Theme: Media, Culture and Production

Work in Text, Genre and Visual Culture takes a special interest in the textual analysis of film, television, and visual culture. Particular areas of focus include melodrama (visit: http://www.qmu.ac.uk/mcpa/staffMichaelStewart.htm) and screen adaptations of Scottish literature (visit: http://www.qmu.ac.uk/mcpa/staffRichardButt.htm)
Research in Culture, Industry and Production targets cultural production. Its focus includes social and economic history, ethnography and links between culture and economy. For example, we are particularly interested in the way in which culture (books, films, festivals and TV) is produced, marketed, sold and promoted both in the UK and globally (visit: http://www.qmu.ac.uk/mcpa/staffDavidFinkelstein.htm). We also research lifestyle and cultural consumption with particular reference to fashion and popular music.

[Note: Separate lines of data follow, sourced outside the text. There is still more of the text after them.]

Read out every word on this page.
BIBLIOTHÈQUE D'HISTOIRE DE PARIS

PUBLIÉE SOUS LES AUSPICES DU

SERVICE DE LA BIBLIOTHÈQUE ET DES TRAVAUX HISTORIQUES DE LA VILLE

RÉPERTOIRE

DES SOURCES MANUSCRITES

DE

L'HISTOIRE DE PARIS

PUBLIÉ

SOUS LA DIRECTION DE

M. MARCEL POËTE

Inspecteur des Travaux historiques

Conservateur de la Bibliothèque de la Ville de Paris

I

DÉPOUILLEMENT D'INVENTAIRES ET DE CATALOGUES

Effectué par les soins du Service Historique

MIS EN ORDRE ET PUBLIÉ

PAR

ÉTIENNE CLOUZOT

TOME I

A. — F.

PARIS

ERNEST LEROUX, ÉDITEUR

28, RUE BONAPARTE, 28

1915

Our work in Culture, Place, Identity and Diaspora looks at issues of migration, skills transfer and cultural mobility in a globalised world. Examples of project within this area include studies of nineteenth-century printers’ social networks and skills transfer (visit: http://www.sapphire.ac.uk/printersonthemove.htm), and contemporary assimilation across national borders of popular music, for example between Scotland, New Zealand and Canada (for details visit: http://www.qmu.ac.uk/mcpa/staffMarkPercival.htm).
Researchers in the Discursive Practices areafocus on organisational communication in political, cultural and social contexts. Among areas covered are corporate social responsibility (visit http://www.qmu.ac.uk/mcpa/staffEmmaWood.htm), links between media, culture and politics (for further details visit: http://www.qmu.ac.uk/mcpa/staffJeremyValentine.htm) and the study of communication in public engagement and policy making (for further details visit: http://www.qmu.ac.uk/mcpa/staffMagdaPiezcka.htm).
DIALOGUE PROJECT: Peer learning through dialogue
The Portobello High School project ‘Peer Learning Through Dialogue: Young People and Alcohol’ was funded by an Edinburgh Beltane Public Engagement Challenge grant in 2010. A state-of-the-art engagement format was utilised to tap into young people’s knowledge, experiences and needs so that they could ‘co-design’ their own learning, as recommended by the Scottish Youth Commission on Alcohol in 2010.
The starting point was to assume that any peer group of young people could generate a high level of relevant knowledge and develop sensible coping strategies to suit different personal journeys through adolescence and alcohol.
The team spent four months working with volunteers in a series of dialogue and deliberation meetings. As the group came together, developing trust and confidence, it found that beyond the freely admitted mistakes and uncertainties, participants were shrewd observers of the inconsistencies of the world around them where alcohol is simultaneously glorified and vilified; that friends looked out for one another in situations where alcohol could be a danger, and that participants knew what would make a difference for them.
The ideas generated by the group are now being developed into a school-wide project lead by participants of the dialogue group. QMU lecturers, Magda Pieczka and Emma Wood, who developed and ran the project in 2010 are now supporting Portobello High School pupils in developing their own engagement and learning project about alcohol.